A origem de um guerreiro esquecido

Henrique Dias nasceu em Pernambuco, no final do século XVI, filho de negros libertos. Desde jovem, conviveu com as tensões sociais, econômicas e raciais que marcavam o Brasil Colônia. Quando os holandeses invadiram o Nordeste, dominaram cidades, destruíram igrejas e massacraram civis. Era o início de uma guerra sangrenta em terras brasileiras.

Com os portugueses enfraquecidos e o território sob ataque, a resistência precisou ser forjada a partir da aliança entre três pilares: nobres portugueses, índios comandados por Felipe Camarão e negros liderados por Henrique Dias. Foi a gênese de um exército verdadeiramente brasileiro — diverso, improvisado, determinado.

Um exército negro em nome da liberdade

Henrique Dias fez algo até então impensável: reuniu escravizados para formar um exército. Convenceu as autoridades portuguesas de que, se quisessem resistir, precisariam da força dos que até então eram invisíveis. Transformou camponeses e trabalhadores cativos em soldados armados e disciplinados.

Mas seu objetivo era mais profundo do que uma simples vitória militar. Desde o início, exigiu uma garantia ao rei de Portugal: se ganhassem a guerra, seus homens deveriam ser libertos. Henrique Dias lutou por liberdade coletiva, não por glória individual. Foi a primeira grande alforria coletiva da história do Brasil, conquistada no campo de batalha.

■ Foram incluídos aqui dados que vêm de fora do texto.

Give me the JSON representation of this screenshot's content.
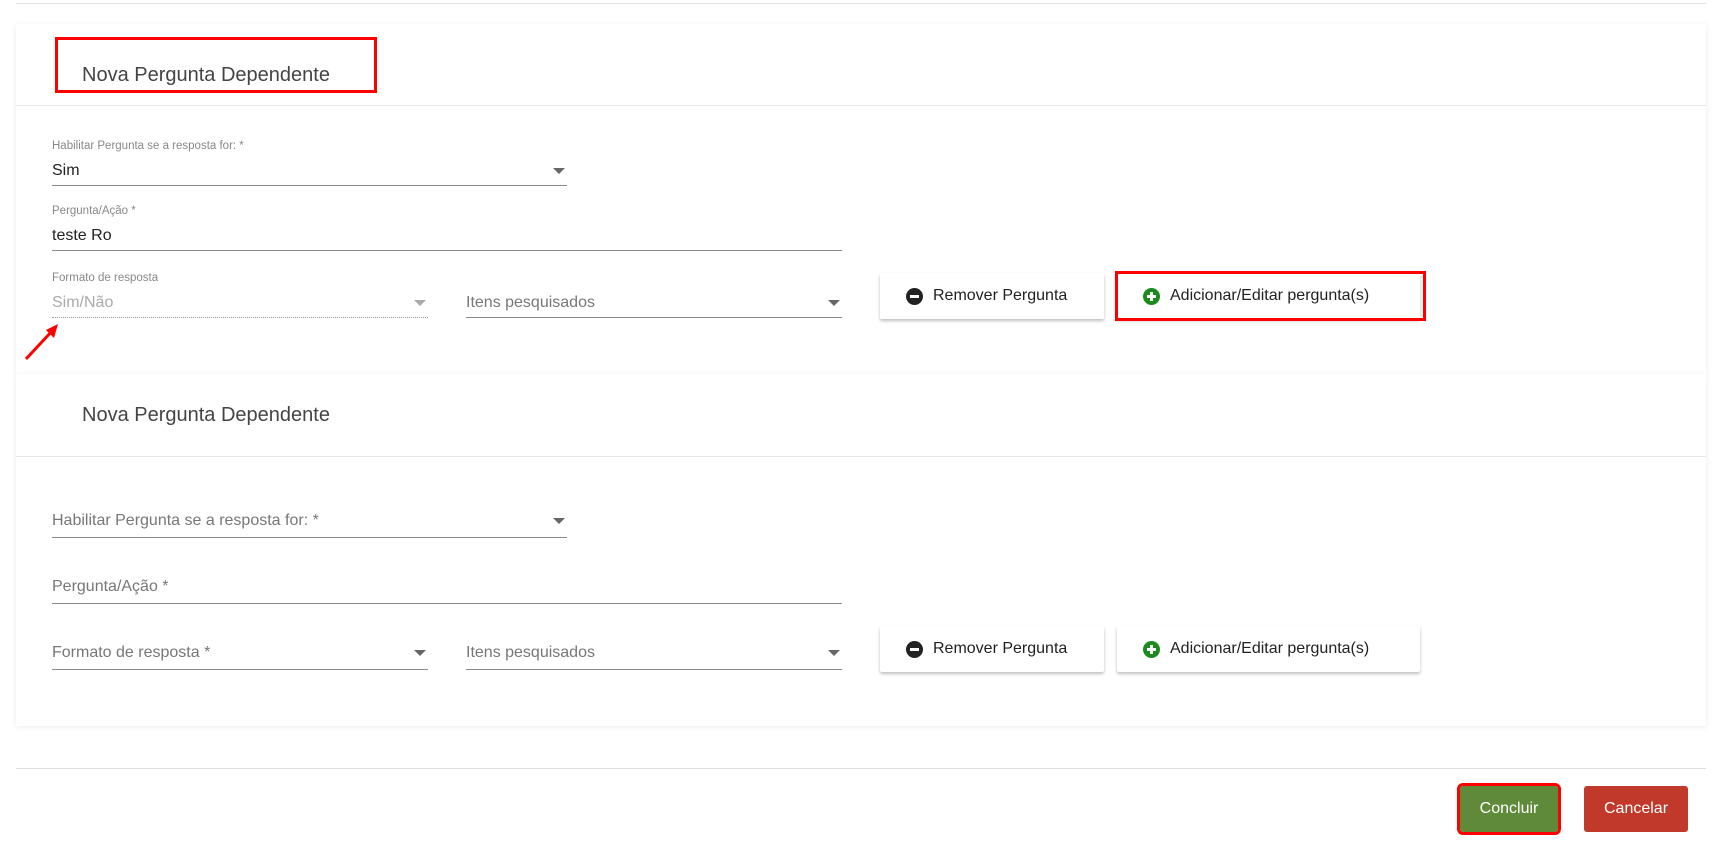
{
  "sections": [
    {
      "title": "Nova Pergunta Dependente",
      "enable_label": "Habilitar Pergunta se a resposta for: *",
      "enable_value": "Sim",
      "question_label": "Pergunta/Ação *",
      "question_value": "teste Ro",
      "format_label": "Formato de resposta",
      "format_value": "Sim/Não",
      "items_placeholder": "Itens pesquisados",
      "remove_label": "Remover Pergunta",
      "add_label": "Adicionar/Editar pergunta(s)"
    },
    {
      "title": "Nova Pergunta Dependente",
      "enable_placeholder": "Habilitar Pergunta se a resposta for: *",
      "question_placeholder": "Pergunta/Ação *",
      "format_placeholder": "Formato de resposta *",
      "items_placeholder": "Itens pesquisados",
      "remove_label": "Remover Pergunta",
      "add_label": "Adicionar/Editar pergunta(s)"
    }
  ],
  "footer": {
    "conclude_label": "Concluir",
    "cancel_label": "Cancelar",
    "conclude_color": "#5f8a3a",
    "cancel_color": "#c0392b"
  }
}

Guararapes: o nascimento da pátria e da resistência

Por Victor Meirelles – User:Wmpearl, 2013-12-26, Domínio público

A batalha decisiva aconteceu em 1648, nos Montes Guararapes, em Pernambuco. Os holandeses, com tropas profissionais e táticas europeias, marcharam para dominar de vez o território. Mas foram surpreendidos por uma força que usava a terra, o clima e a guerrilha a seu favor.

Henrique Dias estava na linha de frente quando foi atingido por um tiro de arcabuz, que destruiu sua mão esquerda. Recusou-se a deixar o campo de batalha. Disse aos soldados: “Me basta a mão direita para defender minha terra e meu rei.” E seguiu lutando.

Não parou ali. Comandou forças em Iguaçu, participou do cerco de Recife, e foi decisivo na expulsão dos holandeses do Brasil.

Conquistas, recompensas e a desobediência heróica

Autor Desconhecido – LIMA, Jose Ignácio de Abreu. Compêndio da História do Brasil, 1895., Domínio público

Pela bravura, Henrique Dias recebeu do rei Dom João IV o título de Cavaleiro da Ordem de Cristo, o posto de Mestre de Campo e terras que hoje formam parte do bairro do Derby, em Recife. Mas sua maior vitória foi a confirmação da promessa: seus soldados foram libertos e passaram a receber pensões militares.

No auge da guerra, o rei ordenou um cessar-fogo. Henrique Dias recusou-se a obedecer. Escreveu diretamente aos holandeses: “Pernambuco é minha pátria e não vou desistir dela. Se necessário, morrerei lutando.” Ignorou ordens da Coroa para continuar combatendo. Venceu — e fez história.

Por que Henrique Dias foi apagado da história?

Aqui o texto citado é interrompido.